Tuesday, April 04, 2006

Lazy Reinventions

Why do marketers have the constant need of reinventing themselves? Is our consumer world changing that fast so that consumer marketing as well as the discipline of marketing has to reinvent itself constantly? Or is the marketer just the most fickle consumer of his own story, so that a weekly repacking or repositioning of his own work seems like a good idea? Is the constant drive for reinvention just a successful marketing tactic to sell himself his own marketing concept?

If I would just know the answer! Let me try to circle around this topic by analyzing the root causes for this reinvention fever. As mentioned above one can distinguish between two different types of company’s reinvention: on the one hand a truly reinvented business model with fundamental organizational, capability, and cultural changes, on the other hand a pure change in the high level sales pitch of explaining a company’s business model with some new and smartly sounding terms. My guess is that 95% of all claimed reinventions are in the second area of purely cosmetic modifications without seriously diving into the DNA of a given business model.

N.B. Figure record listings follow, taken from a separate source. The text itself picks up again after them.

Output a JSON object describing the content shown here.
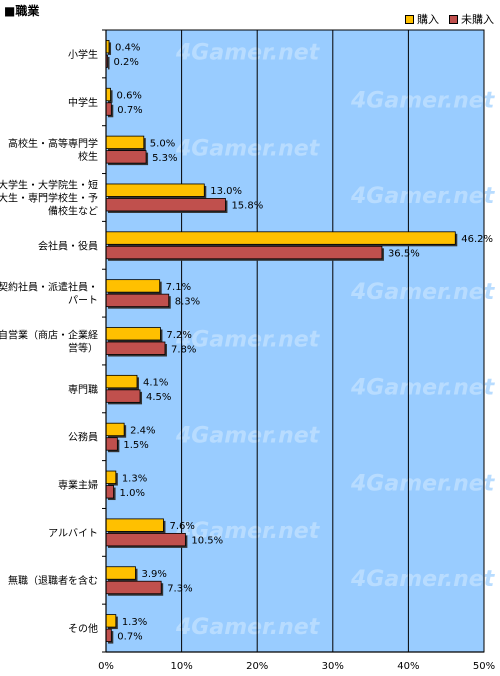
{
  "chart_data": {
    "type": "bar",
    "orientation": "horizontal",
    "title": "■職業",
    "categories": [
      "小学生",
      "中学生",
      "高校生・高等専門学校生",
      "大学生・大学院生・短大生・専門学校生・予備校生など",
      "会社員・役員",
      "契約社員・派遣社員・パート",
      "自営業（商店・企業経営等）",
      "専門職",
      "公務員",
      "専業主婦",
      "アルバイト",
      "無職（退職者を含む）",
      "その他"
    ],
    "category_lines": [
      [
        "小学生"
      ],
      [
        "中学生"
      ],
      [
        "高校生・高等専門学",
        "校生"
      ],
      [
        "大学生・大学院生・短",
        "大生・専門学校生・予",
        "備校生など"
      ],
      [
        "会社員・役員"
      ],
      [
        "契約社員・派遣社員・",
        "パート"
      ],
      [
        "自営業（商店・企業経",
        "営等）"
      ],
      [
        "専門職"
      ],
      [
        "公務員"
      ],
      [
        "専業主婦"
      ],
      [
        "アルバイト"
      ],
      [
        "無職（退職者を含む"
      ],
      [
        "その他"
      ]
    ],
    "series": [
      {
        "name": "購入",
        "color": "#FFC000",
        "values": [
          0.4,
          0.6,
          5.0,
          13.0,
          46.2,
          7.1,
          7.2,
          4.1,
          2.4,
          1.3,
          7.6,
          3.9,
          1.3
        ],
        "labels": [
          "0.4%",
          "0.6%",
          "5.0%",
          "13.0%",
          "46.2%",
          "7.1%",
          "7.2%",
          "4.1%",
          "2.4%",
          "1.3%",
          "7.6%",
          "3.9%",
          "1.3%"
        ]
      },
      {
        "name": "未購入",
        "color": "#C0504D",
        "values": [
          0.2,
          0.7,
          5.3,
          15.8,
          36.5,
          8.3,
          7.8,
          4.5,
          1.5,
          1.0,
          10.5,
          7.3,
          0.7
        ],
        "labels": [
          "0.2%",
          "0.7%",
          "5.3%",
          "15.8%",
          "36.5%",
          "8.3%",
          "7.8%",
          "4.5%",
          "1.5%",
          "1.0%",
          "10.5%",
          "7.3%",
          "0.7%"
        ]
      }
    ],
    "xlim": [
      0,
      50
    ],
    "xticks": [
      0,
      10,
      20,
      30,
      40,
      50
    ],
    "xtick_labels": [
      "0%",
      "10%",
      "20%",
      "30%",
      "40%",
      "50%"
    ],
    "grid": true,
    "legend_position": "top-right",
    "plot_background": "#99CCFF",
    "watermark": "4Gamer.net"
  }
}
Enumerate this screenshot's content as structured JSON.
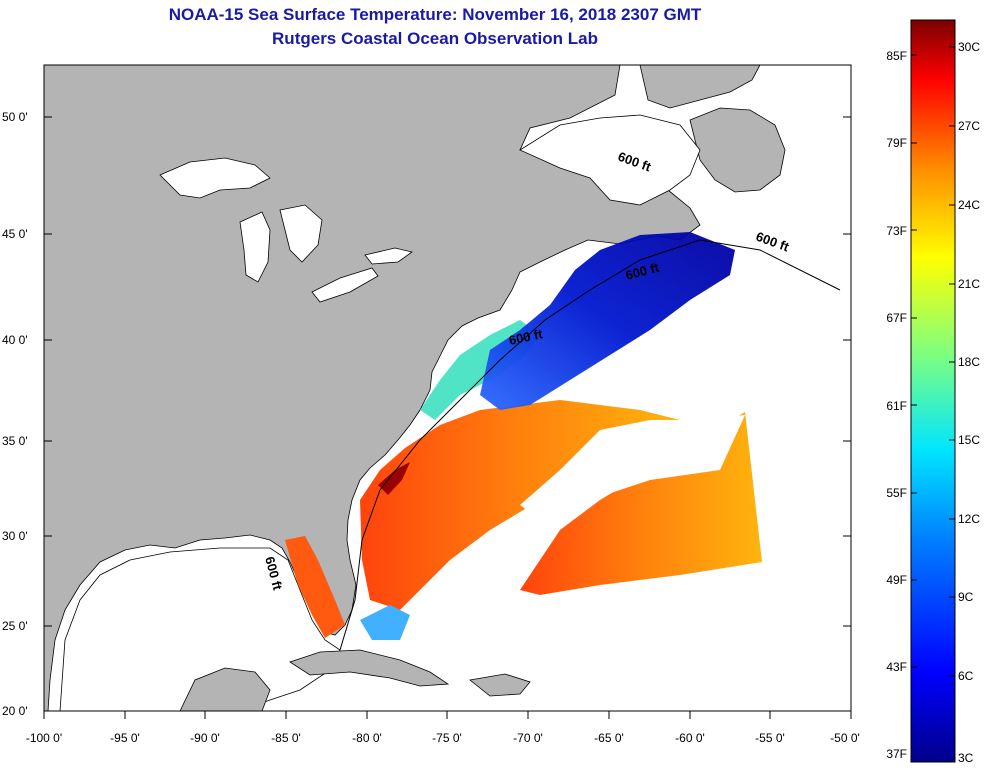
{
  "title": "NOAA-15 Sea Surface Temperature:  November 16, 2018 2307 GMT",
  "subtitle": "Rutgers Coastal Ocean Observation Lab",
  "map": {
    "lat_labels": [
      "50 0'",
      "45 0'",
      "40 0'",
      "35 0'",
      "30 0'",
      "25 0'",
      "20 0'"
    ],
    "lon_labels": [
      "-100 0'",
      "-95 0'",
      "-90 0'",
      "-85 0'",
      "-80 0'",
      "-75 0'",
      "-70 0'",
      "-65 0'",
      "-60 0'",
      "-55 0'",
      "-50 0'"
    ],
    "contour_label": "600 ft",
    "land_color": "#b4b4b4",
    "no_data_color": "#ffffff"
  },
  "colorbar": {
    "fahrenheit_labels": [
      "85F",
      "79F",
      "73F",
      "67F",
      "61F",
      "55F",
      "49F",
      "43F",
      "37F"
    ],
    "celsius_labels": [
      "30C",
      "27C",
      "24C",
      "21C",
      "18C",
      "15C",
      "12C",
      "9C",
      "6C",
      "3C"
    ],
    "colors": [
      "#7a0000",
      "#ff0000",
      "#ff8c00",
      "#ffff00",
      "#7fff7f",
      "#00e5ff",
      "#0080ff",
      "#0000ff",
      "#00008a"
    ]
  }
}
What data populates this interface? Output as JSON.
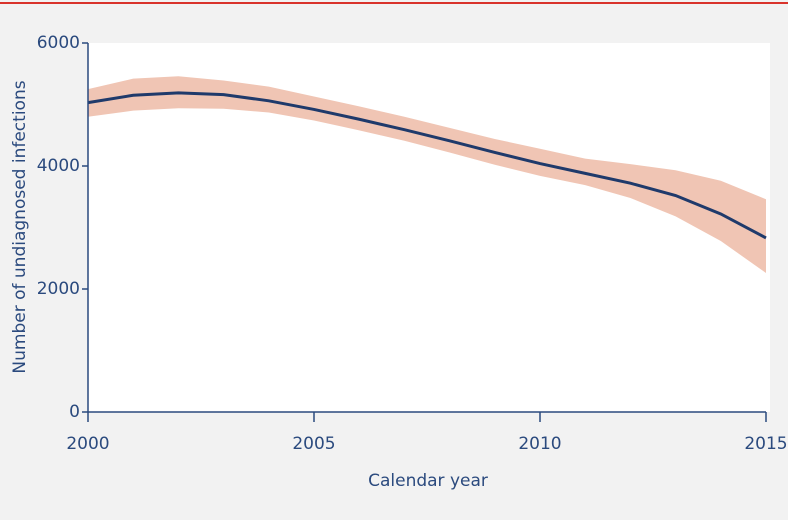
{
  "chart_data": {
    "type": "line",
    "xlabel": "Calendar year",
    "ylabel": "Number of undiagnosed infections",
    "x": [
      2000,
      2001,
      2002,
      2003,
      2004,
      2005,
      2006,
      2007,
      2008,
      2009,
      2010,
      2011,
      2012,
      2013,
      2014,
      2015
    ],
    "values": [
      5030,
      5150,
      5190,
      5160,
      5060,
      4920,
      4760,
      4590,
      4410,
      4220,
      4040,
      3880,
      3720,
      3520,
      3220,
      2830
    ],
    "lower": [
      4800,
      4900,
      4940,
      4930,
      4870,
      4740,
      4580,
      4410,
      4220,
      4020,
      3840,
      3690,
      3480,
      3180,
      2780,
      2260
    ],
    "upper": [
      5250,
      5420,
      5460,
      5390,
      5290,
      5130,
      4970,
      4800,
      4620,
      4440,
      4280,
      4120,
      4030,
      3930,
      3760,
      3460
    ],
    "color": "#1f3a6b",
    "band_color": "#f0c5b4",
    "xlim": [
      2000,
      2015
    ],
    "ylim": [
      0,
      6000
    ],
    "xticks": [
      2000,
      2005,
      2010,
      2015
    ],
    "yticks": [
      0,
      2000,
      4000,
      6000
    ]
  }
}
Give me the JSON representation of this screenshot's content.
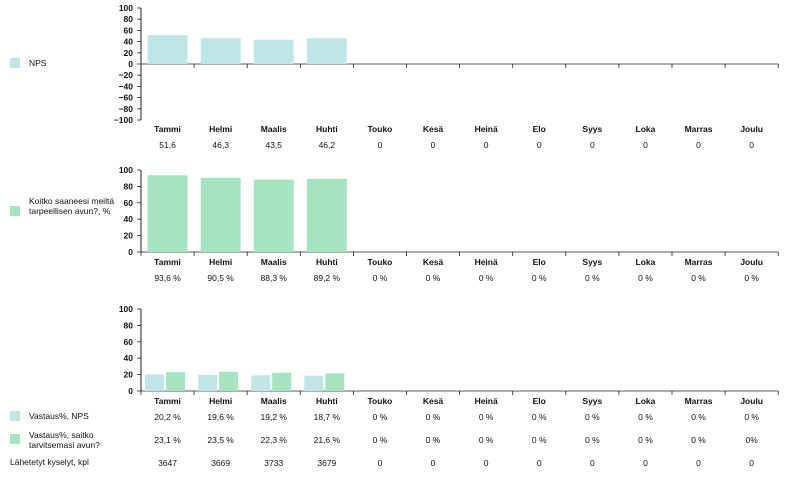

It seems that this phenomena of superficial or lazy reinventions are happen very often in the marketing field, mainly due to the high competitive pressure amongst the leading service agencies and the increasing difficulty of truly competitive distinction. Marketing Service provider often behave like manufacturer of highly fashionable consumer goods that need seasonal trends with the preposterous claim of total seasonal fashion reinvention. Hey, someone has to buy the new pants, or?

So, what are the key indicators of lazy reinventions? Let me suggest the following indicators:

  • No real Product or Service Change: The visible output of the company is not significantly changing; it might have a different color, a different name but the key value benefit remains the same as before
  • No customer change: The core customer segment remains the same as before the claimed reinvention. Any real reinvention would enable the company to reach new customers and convert prospects into buying customer that beforehand just remained curious prospects
  • No internal talent change: Most people believe that the C-level executive team has to radically change to enable a true reinvention. I am stressing the importance of change at the direct report level of all C-executives. These executives are the real drivers of true innovation. Just hiring another CEO is too often the begin of just another lazy reinvention

These indicators should help in unmasking lazy reinventions. Let the unmasking begin!